In a blistering attack, Tamil Nadu’s principal opposition party, the DMK, slammed the central government for “turning Jammu and Kashmir into a huge prison”. It also demanded the release of all the leaders who were arrested in the view of abrogation of Article 370.
The Centre had on August 5 abrogated the Article 370 of the Indian Constitution, thereby revoking the special status of the state. A resolution adopted during a general council meeting of the MK Stalin-led party on Sunday (November 10) condemned the August 5 move.
During the meeting, Stalin stressed the importance of federalism as he demanded the Centre to “respect the sensitivities of the people.” Stalin, president of the DMK, which won 38 of the total 39 seats in the Lok Sabha elections held earlier this year, also condemned what he said was the RSS’s plan to divide the nation into “200 janpads”. The party stressed that all 22 languages listed in the Eighth Schedule be recognised as official languages of the country.
“This general council (meet) condemns turning the region into a huge prison and betraying the people; for arrest of leaders like Farooq Abdullah and placing them under house arrest who strove for democracy,” the resolution said. The party also urged the Centre to “immediately free all those arrested and respect human rights, the sensitivities of the Kashmiri people and democratic ethos.”
The DMK also sought withdrawal of the Draft National Education Policy (DNEP) 2019 from the Centre, alleging that it was an attempt to impose Hindi and Sanskrit. It further wanted education in the State list from the concurrent list of the Constitution.
The party also demanded 90% recruitment of the State’s youth for vacancies in central government establishments and public sector units located in Tamil Nadu. Competitive exams, including interviews for openings in the Central government should also be held in Tamil, it said.
The party “strongly condemned” filling vacancies in central government offices in Tamil Nadu by allegedly favouring those from northern states while 80 lakh youth of the state awaited employment after registering in employment exchanges. It has also condemned the Centre’s move for reservation for economically weaker sections saying that it waters down the true objective of reservation.
“In order to uphold social justice, the Centre should bring ‘carry forward’ concept so that the 27% reservation for the Scheduled Castes and 22.5% reservation for the Scheduled Tribes will be achieved. The party also batted for the increase of 27% reservation for Backward Classes to 50%,” the resolution added.
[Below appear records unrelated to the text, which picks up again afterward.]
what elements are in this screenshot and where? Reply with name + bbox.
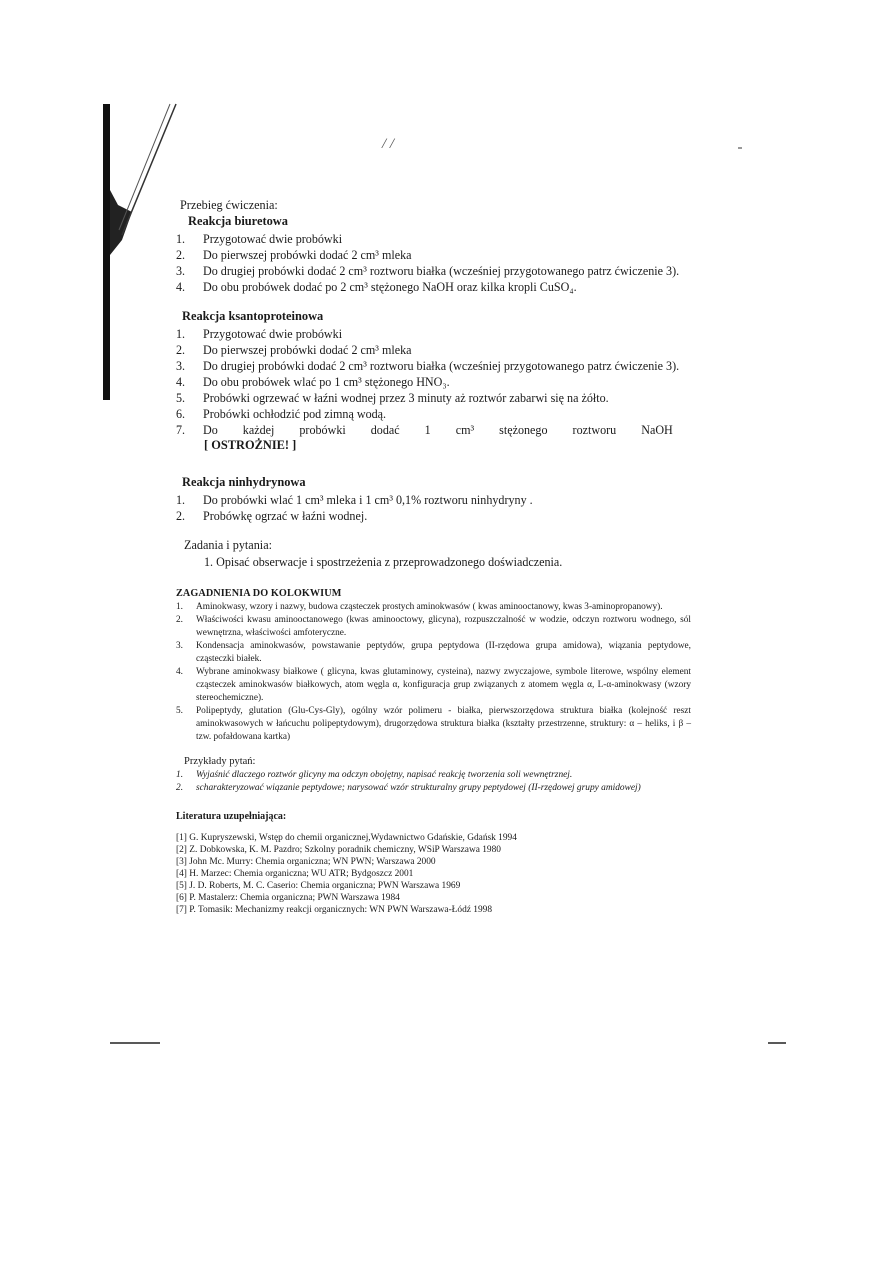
ninhydrin-steps [176,492,691,524]
example-questions-title: Przykłady pytań: [184,756,256,767]
procedure-heading: Przebieg ćwiczenia: [180,198,278,212]
xanthoproteic-section [176,309,691,453]
literature-list [176,832,691,916]
list-item: 2. Do pierwszej probówki dodać 2 cm³ mleka [176,343,412,357]
colloquium-topics-title: ZAGADNIENIA DO KOLOKWIUM [176,588,342,599]
list-item: 1. Wyjaśnić dlaczego roztwór glicyny ma odczyn obojętny, napisać reakcję tworzenia soli wewnętrznej. [176,770,573,780]
list-item: 2. scharakteryzować wiązanie peptydowe; narysować wzór strukturalny grupy peptydowej (II-rzędowej grupy amidowej) [176,783,641,793]
list-item: 2. Właściwości kwasu aminooctanowego (kwas aminooctowy, glicyna), rozpuszczalność w wodzie, odczyn roztworu wodnego, sól wewnętrzna, właściwości amfoteryczne. [176,615,691,638]
list-item: [6] P. Mastalerz: Chemia organiczna; PWN Warszawa 1984 [176,893,400,903]
list-item: 4. Wybrane aminokwasy białkowe ( glicyna, kwas glutaminowy, cysteina), nazwy zwyczajowe, symbole literowe, wspólny element cząsteczek aminokwasów białkowych, atom węgla α, konfiguracja grup związanych z atomem węgla α, L-α-aminokwasy (wzory stereochemiczne). [176,667,691,703]
example-questions-list [176,769,691,795]
ninhydrin-section [176,475,691,524]
list-item: 3. Do drugiej probówki dodać 2 cm³ roztworu białka (wcześniej przygotowanego patrz ćwiczenie 3). [176,264,680,278]
literature-title: Literatura uzupełniająca: [176,811,287,822]
list-item: 4. Do obu probówek wlać po 1 cm³ stężonego HNO₃. [176,375,450,389]
list-item: [2] Z. Dobkowska, K. M. Pazdro; Szkolny poradnik chemiczny, WSiP Warszawa 1980 [176,845,501,855]
colloquium-topics-section [176,588,691,744]
page-number: / / [382,136,395,152]
list-item: [4] H. Marzec: Chemia organiczna; WU ATR; Bydgoszcz 2001 [176,869,414,879]
xanthoproteic-title: Reakcja ksantoproteinowa [182,309,324,323]
colloquium-topics-list [176,601,691,744]
list-item: 1. Do probówki wlać 1 cm³ mleka i 1 cm³ 0,1% roztworu ninhydryny . [176,493,533,507]
ninhydrin-title: Reakcja ninhydrynowa [182,475,306,489]
list-item: 5. Probówki ogrzewać w łaźni wodnej przez 3 minuty aż roztwór zabarwi się na żółto. [176,391,609,405]
xanthoproteic-steps [176,326,691,438]
biuret-section [176,214,691,295]
list-item: 3. Do drugiej probówki dodać 2 cm³ roztworu białka (wcześniej przygotowanego patrz ćwiczenie 3). [176,359,680,373]
list-item: 2. Probówkę ogrzać w łaźni wodnej. [176,509,368,523]
list-item: 2. Do pierwszej probówki dodać 2 cm³ mleka [176,248,412,262]
literature-section [176,811,691,916]
document-body [176,198,691,916]
tasks-item: 1. Opisać obserwacje i spostrzeżenia z przeprowadzonego doświadczenia. [204,555,563,569]
list-item: [5] J. D. Roberts, M. C. Caserio: Chemia organiczna; PWN Warszawa 1969 [176,881,461,891]
list-item: 6. Probówki ochłodzić pod zimną wodą. [176,407,387,421]
list-item: 5. Polipeptydy, glutation (Glu-Cys-Gly), ogólny wzór polimeru - białka, pierwszorzędowa struktura białka (kolejność reszt aminokwasowych w łańcuchu polipeptydowym), drugorzędowa struktura białka (kształty przestrzenne, struktury: α – heliks, i β – tzw. pofałdowana kartka) [176,706,691,742]
caution-note: [ OSTROŻNIE! ] [204,438,297,452]
list-item: [1] G. Kupryszewski, Wstęp do chemii organicznej,Wydawnictwo Gdańskie, Gdańsk 1994 [176,833,517,843]
biuret-steps [176,231,691,295]
list-item: 7. Do każdej probówki dodać 1 cm³ stężonego roztworu NaOH [176,423,673,437]
tasks-title: Zadania i pytania: [184,538,272,552]
list-item: 1. Przygotować dwie probówki [176,327,343,341]
list-item: 1. Aminokwasy, wzory i nazwy, budowa cząsteczek prostych aminokwasów ( kwas aminooctanowy, kwas 3-aminopropanowy). [176,602,663,612]
example-questions-section [176,756,691,795]
list-item: 1. Przygotować dwie probówki [176,232,343,246]
tasks-section [176,538,691,570]
list-item: [3] John Mc. Murry: Chemia organiczna; WN PWN; Warszawa 2000 [176,857,436,867]
list-item: 4. Do obu probówek dodać po 2 cm³ stężonego NaOH oraz kilka kropli CuSO₄. [176,280,577,294]
list-item: [7] P. Tomasik: Mechanizmy reakcji organicznych: WN PWN Warszawa-Łódź 1998 [176,905,493,915]
list-item: 3. Kondensacja aminokwasów, powstawanie peptydów, grupa peptydowa (II-rzędowa grupa amidowa), wiązania peptydowe, cząsteczki białek. [176,641,691,664]
biuret-title: Reakcja biuretowa [188,214,288,228]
The party chief further claimed that the BJP’s parent body, the RSS, has planned to do away with the states and districts and put in place a single administrative system by dividing the nation into “200 janpads”. “News has emerged that the BJP government is moving towards that plan; the DMK condemns it and we urge the Centre to give it up,” the resolution said.
Lauding the Centre’s initiative to celebrate 70 years of adoption of the Constitution on November 26 in the Parliament, it noted the Constitution’s preamble declared India a socialist, secular and democratic republic. Besides, the Supreme Court had held that features including the fundamental rights can never be amended and the party urged the Central government to bear this in mind, it said.
Stalin asserted that the DMK will never allow tampering of the basic structure of the Constitution, including secularism, and slammed the BJP-led government accusing it of adopting a “big brother” attitude toward states.
“This general council makes is categorical that the DMK will never allow tampering of the basic structure of the Constitution,” the resolution said. State autonomy is one of the cornerstones of the DMK’s ideology and as early as 1957 the party had demanded capping Centre’s powers in respect of administration and taxation.
In 1974, then DMK chief M Karunanidhi had raised the slogan “mathiyil kootatchi and manilathil suyatchi” which meant a federal setup at the Centre and autonomy for state.
The DMK urged the Centre to remember the recommendations of the Rajamannar Commission appointed by former chief minister M Karunanidhi to study the Centre-State relations. The Commission, which was set up by the State in 1969, had said that the Centre should have powers related only to defence, external affairs, transportation between the states and foreign exchange, and all other powers must be entrusted to the State.
The DMK said, in the past 70 years, experience, however, showed that the Centre has “concentrated powers” in its hands at the expense of states and the party viewed with concern the present day status of the powers given to the states.
Ushering in the proportional representation of electoral system for Parliament and Assembly elections and transferring residuary powers from the Centre to States are the other amendments the party wanted.
“In areas like finance, education, subsidy and loans, the Centre, which is following a big brother attitude should be avoided and States should be given appropriate powers,” the party said adding it wanted appropriate Constitutional amendments to ensure fulfilment of its demands.